263589 Effectiveness of Federal Healthy Start in improving feto-infant morbidity associated with absent fathers: A quasi-experimental design

Tuesday, October 30, 2012

Hamisu Salihu, MD, PhD , Department of Epidemiology and Biostatistics, University of South Florida, College of Public Health, Tampa, FL
Euna M. August, MPH , Department of Community and Family Health, University of South Florida, College of Public Health, Tampa, FL
Abraham Salinas, MD, MPH , Department of Community and Family Health, University of South Florida, College of Public Health, Tampa, FL
Alfred Mbah, PhD , Department of Epidemiology and Biostatistics, University of South Florida, College of Public Health, Tampa, FL
Amina Alio, PhD , Department of Community & Preventive Medicine, University of Rochester, Rochester, NY
Estrellita Lo Berry, MA , REACHUP, Inc., Tampa, FL
Background: The absence of fathers during pregnancy increases the risk of feto-infant morbidities, including low birth weight (LBW), preterm birth (PTB), and small for gestational age (SGA). Although previous research has shown that Central Hillsborough Healthy Start (CHHS) a federally-funded initiative in Tampa, Florida has effectively improved birth outcomes, its effectiveness in ameliorating adverse effects of fathers' absence during pregnancy has not been explored. Methods: This population-based, retrospective cohort study used records from a Federal Healthy Start project (CHHS) linked to vital statistics and hospital discharge data (1998-2007). The study population consisted of women who had a singleton birth with an absent father during pregnancy. Women were categorized based on whether they resided within the CHHS service area. To provide unbiased estimation of treatment-effects, propensity score matching was performed to match cases (CHHS) to controls (rest of Florida). Conditional logistic regression was employed to generate odds ratios (OR) and 95% confidence intervals (CI) for matched observations. Results: Women residing within the CHHS service area were more likely to be black, younger (<35 years), and to have at least a high school degree with adequate prenatal care compared to controls (p<0.01). These differences disappeared after propensity score matching. Mothers in the CHHS service area had a reduced likelihood of LBW (OR=0.76, 95% CI=0.65-0.89) and PTB (OR=0.72, 95% CI=0.62-0.84) compared to the rest of the state. Conclusions: Our study demonstrates that a Federal Healthy Start project contributed to a significant reduction in adverse birth outcomes among families with absent fathers.

Learning Areas:
Administer health education strategies, interventions and programs
Implementation of health education strategies, interventions and programs
Planning of health education strategies, interventions, and programs
Public health or related research

Learning Objectives:
1. Describe the Federal Healthy Start Program and their services. 2. Describe the impact of father absenteeism on birth outcomes.

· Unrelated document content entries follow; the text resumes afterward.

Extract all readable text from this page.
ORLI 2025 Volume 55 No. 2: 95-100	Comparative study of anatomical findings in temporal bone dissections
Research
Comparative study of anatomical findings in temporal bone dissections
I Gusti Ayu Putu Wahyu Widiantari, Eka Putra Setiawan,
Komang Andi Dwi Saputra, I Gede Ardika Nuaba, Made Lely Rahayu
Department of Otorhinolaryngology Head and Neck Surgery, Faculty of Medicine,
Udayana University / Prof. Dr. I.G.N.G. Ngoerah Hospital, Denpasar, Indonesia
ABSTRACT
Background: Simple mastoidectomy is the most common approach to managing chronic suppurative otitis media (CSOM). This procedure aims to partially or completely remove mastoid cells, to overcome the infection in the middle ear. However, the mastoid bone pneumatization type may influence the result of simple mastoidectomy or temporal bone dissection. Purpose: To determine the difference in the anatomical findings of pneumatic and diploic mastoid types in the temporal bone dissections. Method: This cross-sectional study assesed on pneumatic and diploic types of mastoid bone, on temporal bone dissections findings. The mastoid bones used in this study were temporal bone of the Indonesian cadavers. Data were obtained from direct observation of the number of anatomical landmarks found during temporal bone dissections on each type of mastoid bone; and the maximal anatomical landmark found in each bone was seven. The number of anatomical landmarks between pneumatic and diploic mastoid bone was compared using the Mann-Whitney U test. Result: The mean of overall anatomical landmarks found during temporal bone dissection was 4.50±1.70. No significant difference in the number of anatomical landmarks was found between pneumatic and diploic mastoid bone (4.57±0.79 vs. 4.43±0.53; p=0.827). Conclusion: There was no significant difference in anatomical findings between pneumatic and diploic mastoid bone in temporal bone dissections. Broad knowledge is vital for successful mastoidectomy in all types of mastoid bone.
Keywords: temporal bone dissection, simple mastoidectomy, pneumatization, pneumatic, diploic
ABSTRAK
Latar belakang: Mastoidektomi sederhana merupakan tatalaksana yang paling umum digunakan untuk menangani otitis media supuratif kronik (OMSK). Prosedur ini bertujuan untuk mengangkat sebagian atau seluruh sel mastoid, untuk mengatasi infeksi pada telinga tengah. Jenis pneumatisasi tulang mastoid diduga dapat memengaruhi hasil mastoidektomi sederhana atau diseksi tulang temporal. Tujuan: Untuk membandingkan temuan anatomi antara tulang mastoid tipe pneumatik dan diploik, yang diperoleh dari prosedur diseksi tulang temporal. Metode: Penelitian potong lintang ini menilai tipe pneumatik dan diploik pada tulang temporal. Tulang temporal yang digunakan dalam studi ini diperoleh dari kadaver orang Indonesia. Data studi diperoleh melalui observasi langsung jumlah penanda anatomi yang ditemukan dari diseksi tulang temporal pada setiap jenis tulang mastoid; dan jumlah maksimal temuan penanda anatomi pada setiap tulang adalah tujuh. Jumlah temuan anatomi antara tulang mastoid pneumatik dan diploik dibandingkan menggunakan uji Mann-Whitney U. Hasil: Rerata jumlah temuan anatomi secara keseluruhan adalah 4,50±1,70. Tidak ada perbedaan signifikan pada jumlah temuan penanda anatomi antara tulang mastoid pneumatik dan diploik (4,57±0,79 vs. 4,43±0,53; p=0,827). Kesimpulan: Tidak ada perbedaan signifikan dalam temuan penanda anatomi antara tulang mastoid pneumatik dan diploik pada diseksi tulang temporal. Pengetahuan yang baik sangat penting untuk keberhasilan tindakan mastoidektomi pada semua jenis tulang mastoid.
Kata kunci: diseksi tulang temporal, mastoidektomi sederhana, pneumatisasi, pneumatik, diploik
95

Keywords: Birth Outcomes, Partner Involvement

Presenting author's disclosure statement:

Qualified on the content I am responsible for because: I conceptualized and led all aspects of study design and implementation.
Any relevant financial relationships? No

I agree to comply with the American Public Health Association Conflict of Interest and Commercial Support Guidelines, and to disclose to the participants any off-label or experimental uses of a commercial product or service discussed in my presentation.